E proprio il Green Pass è al centro del confronto tra governo ed enti locali. Le Regioni, tramite il governatore della Toscana Eugenio Giani, fanno sapere di essere in contatto con Palazzo Chigi per “un alleggerimento delle misure”. Ma c’è chi, come il presidente della Liguria Giovanni Toti, ammette di non avere alcuno scrupolo, in caso di necessità, a chiedere il certificato verde “per ogni luogo di questo Paese, trasporto, lavoro e scuola”. Il collega dell’Emilia-Romagna, Stefano Bonaccini, propone invece di estendere il pass anche alle discoteche e sale da ballo. Un’operazione che consentirebbe non solo la riapertura dell'”unico settore ancora chiuso” ma anche di porre maggiore attenzione al contingentamento evitando le “troppe feste private senza controlli”.

Al momento, ha annunciato oggi il ministro della Salute Roberto Speranza, i Green pass scaricati sono 41,3 milioni, con una crescita di 1,2 milioni al giorno: “Il Green pass – ha detto – può aiutarci a rendere più sicuri i luoghi dov’è applicato e aiuterà a limitare le restrizioni”.

Sul tavolo c’è anche la questione degli italiani all’estero, vaccinati con sieri non riconosciuti dall’Ema e quindi impossibilitati a ricevere il Green Pass. È lo stesso Speranza a spiegare che il problema dovrebbe essere risolto a breve, già “la prossima settimana”, come auspicato da diversi esponenti politici e dal sottosegretario alla Salute, Pierpaolo Sileri, nei giorni scorsi.

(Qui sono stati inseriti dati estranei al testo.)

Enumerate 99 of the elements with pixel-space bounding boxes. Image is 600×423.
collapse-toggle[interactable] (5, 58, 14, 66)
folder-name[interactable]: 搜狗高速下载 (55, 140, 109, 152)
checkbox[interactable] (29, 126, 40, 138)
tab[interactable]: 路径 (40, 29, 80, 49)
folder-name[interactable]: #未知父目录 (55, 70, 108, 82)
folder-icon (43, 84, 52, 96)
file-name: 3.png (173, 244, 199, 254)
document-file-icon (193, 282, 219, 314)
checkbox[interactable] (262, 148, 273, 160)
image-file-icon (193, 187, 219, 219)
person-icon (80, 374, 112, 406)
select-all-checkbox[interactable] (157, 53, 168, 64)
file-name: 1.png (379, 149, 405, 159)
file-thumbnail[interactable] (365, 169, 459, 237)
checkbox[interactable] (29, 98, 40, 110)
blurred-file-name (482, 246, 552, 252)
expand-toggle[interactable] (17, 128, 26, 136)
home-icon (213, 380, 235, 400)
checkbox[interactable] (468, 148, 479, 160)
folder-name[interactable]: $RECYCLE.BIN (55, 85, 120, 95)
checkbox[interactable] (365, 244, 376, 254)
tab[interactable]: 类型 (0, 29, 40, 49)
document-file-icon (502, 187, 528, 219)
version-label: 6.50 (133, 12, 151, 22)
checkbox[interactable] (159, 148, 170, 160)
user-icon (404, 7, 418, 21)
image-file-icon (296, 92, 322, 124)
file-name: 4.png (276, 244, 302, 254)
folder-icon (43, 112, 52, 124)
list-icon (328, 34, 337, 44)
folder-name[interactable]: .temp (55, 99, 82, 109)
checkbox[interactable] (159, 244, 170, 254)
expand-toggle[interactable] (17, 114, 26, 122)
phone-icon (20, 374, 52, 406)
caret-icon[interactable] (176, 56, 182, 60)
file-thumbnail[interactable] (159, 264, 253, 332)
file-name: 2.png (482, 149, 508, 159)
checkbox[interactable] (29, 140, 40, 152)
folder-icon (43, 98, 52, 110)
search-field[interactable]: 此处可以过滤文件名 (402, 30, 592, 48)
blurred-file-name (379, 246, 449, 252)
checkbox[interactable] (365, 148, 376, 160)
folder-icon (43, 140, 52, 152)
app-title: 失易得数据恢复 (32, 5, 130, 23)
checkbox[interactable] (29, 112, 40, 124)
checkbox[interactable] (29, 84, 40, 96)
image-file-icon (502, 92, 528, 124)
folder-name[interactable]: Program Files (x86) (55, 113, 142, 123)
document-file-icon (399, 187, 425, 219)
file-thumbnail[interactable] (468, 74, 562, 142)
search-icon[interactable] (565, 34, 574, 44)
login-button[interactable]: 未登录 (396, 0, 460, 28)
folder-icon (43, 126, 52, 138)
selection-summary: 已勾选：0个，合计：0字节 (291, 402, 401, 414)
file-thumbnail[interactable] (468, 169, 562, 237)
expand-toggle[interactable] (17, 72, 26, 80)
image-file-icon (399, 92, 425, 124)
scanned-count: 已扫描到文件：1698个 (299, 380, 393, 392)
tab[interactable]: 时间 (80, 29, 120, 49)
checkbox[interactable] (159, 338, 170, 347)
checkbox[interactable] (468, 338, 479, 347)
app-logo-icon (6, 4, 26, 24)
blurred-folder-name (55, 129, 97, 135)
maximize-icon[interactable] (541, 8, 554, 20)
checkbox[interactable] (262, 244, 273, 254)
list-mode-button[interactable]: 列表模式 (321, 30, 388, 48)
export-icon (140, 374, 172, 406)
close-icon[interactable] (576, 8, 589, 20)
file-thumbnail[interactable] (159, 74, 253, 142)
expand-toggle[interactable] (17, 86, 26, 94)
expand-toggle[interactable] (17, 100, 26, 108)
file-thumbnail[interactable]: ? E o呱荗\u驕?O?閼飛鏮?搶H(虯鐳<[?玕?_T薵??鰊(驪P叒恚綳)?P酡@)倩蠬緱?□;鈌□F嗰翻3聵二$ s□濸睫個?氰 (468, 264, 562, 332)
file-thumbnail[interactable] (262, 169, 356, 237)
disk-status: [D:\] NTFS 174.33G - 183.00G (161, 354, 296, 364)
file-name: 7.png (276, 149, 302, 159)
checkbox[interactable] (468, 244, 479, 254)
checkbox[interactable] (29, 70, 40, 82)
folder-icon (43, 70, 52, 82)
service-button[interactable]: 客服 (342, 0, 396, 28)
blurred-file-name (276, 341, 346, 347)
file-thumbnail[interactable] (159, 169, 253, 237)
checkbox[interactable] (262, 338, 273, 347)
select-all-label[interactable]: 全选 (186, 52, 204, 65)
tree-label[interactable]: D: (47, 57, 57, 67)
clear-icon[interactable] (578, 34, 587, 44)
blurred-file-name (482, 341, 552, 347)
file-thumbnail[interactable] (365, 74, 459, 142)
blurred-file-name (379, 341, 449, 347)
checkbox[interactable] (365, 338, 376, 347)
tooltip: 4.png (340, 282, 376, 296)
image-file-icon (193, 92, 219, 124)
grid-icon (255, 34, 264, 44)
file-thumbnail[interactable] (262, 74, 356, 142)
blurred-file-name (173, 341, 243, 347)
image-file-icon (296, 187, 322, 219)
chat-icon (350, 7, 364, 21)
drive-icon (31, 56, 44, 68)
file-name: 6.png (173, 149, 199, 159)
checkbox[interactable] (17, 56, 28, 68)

Sembra invece in dirittura d’arrivo la pianificazione per l’avvio del nuovo anno scolastico. Il ministero dell’Istruzione ha pronto il nuovo piano che ricalca, per gran parte, le indicazioni del Comitato Tecnico Scientifico, per consentire ai ragazzi di riconquistare la “dimensione relazionale e sociale”. Restano obbligatorie le mascherine, il cui utilizzo scongiurerà anche l’obbligo del distanziamento nelle aule. Il tutto per garantire il rientro in presenza, punto cardine dell’intero documento. “La ripresa in presenza e in sicurezza della scuola – ha spiegato il ministro Speranza – è l’obiettivo del governo, e il governo non farà mancare iniziative forti per garantire tale obiettivo”.

Fondamentale, si legge nelle 15 pagine che compongono il documento, sarà anche la “piena adesione” del personale, docente e non, alla campagna vaccinale. Campagna che sembra convincere i giovani. La curva di inoculazioni tra gli under 18 è sempre più in crescita, con un ritmo simile a quello degli under 30 anche se il 65% dei minorenni – circa 3 milioni di ragazzi secondo i dati del Gimbe – ancora non ha ricevuto alcuna dose. In totale sono 31,5 milioni gli italiani completamente vaccinati e 35,6 milioni le prime dosi somministrate.